If you do decide that you have legitimate reasons to have a landline, then examine your phone bill the same way you should look at your cable bill. Are you paying extra charges for directory assistance? Is there a service contract tied to the plan that you really don’t need? Telephone companies are staffed by humans, and humans inevitably make mistakes. Don’t just assume that your bill is always correct because it might not be.

Paper or Plastic

While it is true that you can’t always pay cash for everything, that doesn’t mean you should resort to credit cards either. The typical credit card purchase costs 112% than using cash or a debit card, possibly even more if you have a tendency to make minimum payments and let your balances accrue interest. Make it a general rule that if you don’t have the extra money in your bank account to make a purchase, then you wait until you can afford it.

Don’t confuse “want” purchases with “need” purchases. You need food. You need to a place to live. You don’t need the latest iPhone. Sure, it would be great to have, but not if you have to go into debt to get it. It is perfectly normal to feel a little envious when your friends have the latest and greatest, but keeping up with the Joneses is a sure fire way to get into debt over your head. A little patience can be a huge step towards stopping overspending.

Utility Bills

Last, but certainly not least, “going green” isn’t just good for the environment, it is good for your bank account as well. Don’t leave televisions on when nobody is watching them. Turn off lights when you leave a room. Keep your rooms at a comfortable temperature, but don’t get carried away running the heater or air conditioners. Don’t keep devices such as your cell phone plugged in after they are already charged. As simple as these tips sound, they can be big money savers.

Outside of your rent or mortgage, utility bills are likely the second biggest chunk of your household budget. While you may not like having to remind your family members that things like electricity and water cost money, it is a necessary “evil” and the effort will be well worth it. Electric and water providers usually show usage amounts on your monthly bill. Track your usage each month and make it a point to reduce that amount gradually each month.
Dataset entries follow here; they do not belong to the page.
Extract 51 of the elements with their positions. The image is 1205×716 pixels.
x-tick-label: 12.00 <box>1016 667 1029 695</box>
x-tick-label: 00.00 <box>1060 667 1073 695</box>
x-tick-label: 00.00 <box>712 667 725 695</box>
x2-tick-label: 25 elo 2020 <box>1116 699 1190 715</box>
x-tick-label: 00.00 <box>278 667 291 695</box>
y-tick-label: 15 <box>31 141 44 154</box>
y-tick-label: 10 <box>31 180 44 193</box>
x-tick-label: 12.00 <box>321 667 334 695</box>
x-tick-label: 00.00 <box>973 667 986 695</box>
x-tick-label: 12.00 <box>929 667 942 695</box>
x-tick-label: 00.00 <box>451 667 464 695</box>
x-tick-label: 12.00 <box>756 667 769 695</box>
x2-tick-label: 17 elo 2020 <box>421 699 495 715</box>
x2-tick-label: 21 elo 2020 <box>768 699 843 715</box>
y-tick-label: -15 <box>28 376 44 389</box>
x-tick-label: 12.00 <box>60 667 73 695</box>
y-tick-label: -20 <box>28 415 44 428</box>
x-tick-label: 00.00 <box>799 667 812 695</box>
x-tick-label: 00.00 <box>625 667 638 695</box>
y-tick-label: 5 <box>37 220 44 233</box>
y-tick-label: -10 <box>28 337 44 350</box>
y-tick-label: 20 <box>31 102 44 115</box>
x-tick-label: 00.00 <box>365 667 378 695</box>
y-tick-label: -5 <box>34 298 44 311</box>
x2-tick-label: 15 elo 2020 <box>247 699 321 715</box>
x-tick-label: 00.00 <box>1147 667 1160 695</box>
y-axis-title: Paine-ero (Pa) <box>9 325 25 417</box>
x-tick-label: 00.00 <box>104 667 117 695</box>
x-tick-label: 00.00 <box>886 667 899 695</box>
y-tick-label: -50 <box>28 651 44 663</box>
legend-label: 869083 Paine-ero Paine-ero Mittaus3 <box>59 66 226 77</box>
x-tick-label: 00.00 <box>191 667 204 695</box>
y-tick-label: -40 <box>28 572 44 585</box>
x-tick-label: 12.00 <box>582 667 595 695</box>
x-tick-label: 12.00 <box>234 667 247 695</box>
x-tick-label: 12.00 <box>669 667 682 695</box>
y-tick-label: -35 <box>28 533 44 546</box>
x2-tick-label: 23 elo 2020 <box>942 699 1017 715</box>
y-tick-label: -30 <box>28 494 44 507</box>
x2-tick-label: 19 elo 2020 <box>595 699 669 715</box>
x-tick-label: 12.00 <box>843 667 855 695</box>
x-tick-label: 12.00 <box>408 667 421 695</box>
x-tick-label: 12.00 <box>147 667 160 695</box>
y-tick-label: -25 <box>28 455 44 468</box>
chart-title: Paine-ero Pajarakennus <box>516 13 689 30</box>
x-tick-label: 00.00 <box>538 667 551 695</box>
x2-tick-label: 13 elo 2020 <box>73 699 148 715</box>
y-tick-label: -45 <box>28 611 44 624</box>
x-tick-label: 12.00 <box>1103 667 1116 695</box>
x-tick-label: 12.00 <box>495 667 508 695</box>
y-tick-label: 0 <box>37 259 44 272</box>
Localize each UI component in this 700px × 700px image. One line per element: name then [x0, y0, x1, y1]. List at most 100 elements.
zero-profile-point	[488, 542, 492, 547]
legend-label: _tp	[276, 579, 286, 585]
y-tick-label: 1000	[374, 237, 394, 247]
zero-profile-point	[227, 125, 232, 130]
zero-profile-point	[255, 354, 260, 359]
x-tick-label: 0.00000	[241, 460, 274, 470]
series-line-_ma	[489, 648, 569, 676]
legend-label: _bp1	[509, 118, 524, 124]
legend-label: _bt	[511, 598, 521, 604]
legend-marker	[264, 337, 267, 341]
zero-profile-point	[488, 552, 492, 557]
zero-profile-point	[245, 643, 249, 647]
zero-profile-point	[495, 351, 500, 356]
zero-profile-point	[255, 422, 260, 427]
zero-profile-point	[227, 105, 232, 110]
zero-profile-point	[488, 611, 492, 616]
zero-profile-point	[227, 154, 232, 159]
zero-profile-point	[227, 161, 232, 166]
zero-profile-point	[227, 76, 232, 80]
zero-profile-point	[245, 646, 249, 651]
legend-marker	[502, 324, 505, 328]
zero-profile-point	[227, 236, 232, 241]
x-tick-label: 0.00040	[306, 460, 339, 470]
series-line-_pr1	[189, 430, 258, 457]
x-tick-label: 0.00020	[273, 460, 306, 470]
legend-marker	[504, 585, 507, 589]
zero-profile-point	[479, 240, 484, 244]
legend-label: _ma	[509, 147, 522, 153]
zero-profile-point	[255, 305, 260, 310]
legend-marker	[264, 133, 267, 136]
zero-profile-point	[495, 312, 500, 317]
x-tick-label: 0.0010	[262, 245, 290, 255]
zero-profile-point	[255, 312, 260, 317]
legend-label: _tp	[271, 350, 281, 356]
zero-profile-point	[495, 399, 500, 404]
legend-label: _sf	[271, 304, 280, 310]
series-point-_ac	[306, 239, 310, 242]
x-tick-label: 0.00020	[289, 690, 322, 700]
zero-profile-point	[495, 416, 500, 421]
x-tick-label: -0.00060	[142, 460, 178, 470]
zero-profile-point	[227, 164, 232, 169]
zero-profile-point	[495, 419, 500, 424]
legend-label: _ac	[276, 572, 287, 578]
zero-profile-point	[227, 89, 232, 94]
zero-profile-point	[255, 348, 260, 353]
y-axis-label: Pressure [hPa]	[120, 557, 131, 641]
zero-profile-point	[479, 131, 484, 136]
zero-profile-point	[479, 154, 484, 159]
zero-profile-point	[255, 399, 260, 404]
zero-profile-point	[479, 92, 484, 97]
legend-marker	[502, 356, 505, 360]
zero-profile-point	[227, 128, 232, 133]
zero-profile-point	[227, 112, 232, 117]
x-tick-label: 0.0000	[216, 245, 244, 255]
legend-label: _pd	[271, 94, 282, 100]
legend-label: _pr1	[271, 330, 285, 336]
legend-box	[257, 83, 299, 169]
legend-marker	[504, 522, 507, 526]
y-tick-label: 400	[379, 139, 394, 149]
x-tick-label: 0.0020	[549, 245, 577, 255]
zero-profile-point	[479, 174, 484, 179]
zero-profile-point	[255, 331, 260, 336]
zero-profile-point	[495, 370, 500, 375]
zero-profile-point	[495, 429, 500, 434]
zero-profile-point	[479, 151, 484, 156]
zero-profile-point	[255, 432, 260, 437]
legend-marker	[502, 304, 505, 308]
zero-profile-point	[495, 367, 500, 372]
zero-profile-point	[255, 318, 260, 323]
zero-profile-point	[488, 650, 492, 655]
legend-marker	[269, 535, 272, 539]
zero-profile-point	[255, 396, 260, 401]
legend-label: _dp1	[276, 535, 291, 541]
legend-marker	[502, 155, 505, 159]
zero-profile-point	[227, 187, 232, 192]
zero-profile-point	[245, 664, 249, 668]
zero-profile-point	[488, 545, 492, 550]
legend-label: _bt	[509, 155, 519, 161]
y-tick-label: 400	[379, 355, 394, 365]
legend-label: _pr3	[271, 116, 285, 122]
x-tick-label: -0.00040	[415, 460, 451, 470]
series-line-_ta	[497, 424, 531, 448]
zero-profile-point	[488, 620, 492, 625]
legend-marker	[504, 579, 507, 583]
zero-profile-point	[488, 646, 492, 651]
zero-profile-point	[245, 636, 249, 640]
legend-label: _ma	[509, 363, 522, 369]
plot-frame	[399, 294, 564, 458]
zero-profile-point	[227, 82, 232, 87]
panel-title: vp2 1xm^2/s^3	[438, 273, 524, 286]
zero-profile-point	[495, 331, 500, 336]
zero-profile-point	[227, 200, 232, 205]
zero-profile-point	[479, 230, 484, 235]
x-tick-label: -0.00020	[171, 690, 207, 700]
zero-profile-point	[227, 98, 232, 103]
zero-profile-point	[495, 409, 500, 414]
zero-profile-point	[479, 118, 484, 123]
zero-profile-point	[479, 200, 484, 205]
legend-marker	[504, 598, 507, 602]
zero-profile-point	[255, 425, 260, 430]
Living la vida frugal isn’t always easy. Admittedly, it can be a bit frustrating. The best way to relieve the pressure of tightening your finances is to go ahead and splurge occasionally, but make it a planned expense. Put aside a little money in your budget so that you can treat yourself to a night out once a week or save up for a vacation. You don’t have to deprive yourself of everything, just save your money for meaningful uses instead of wasting it needlessly.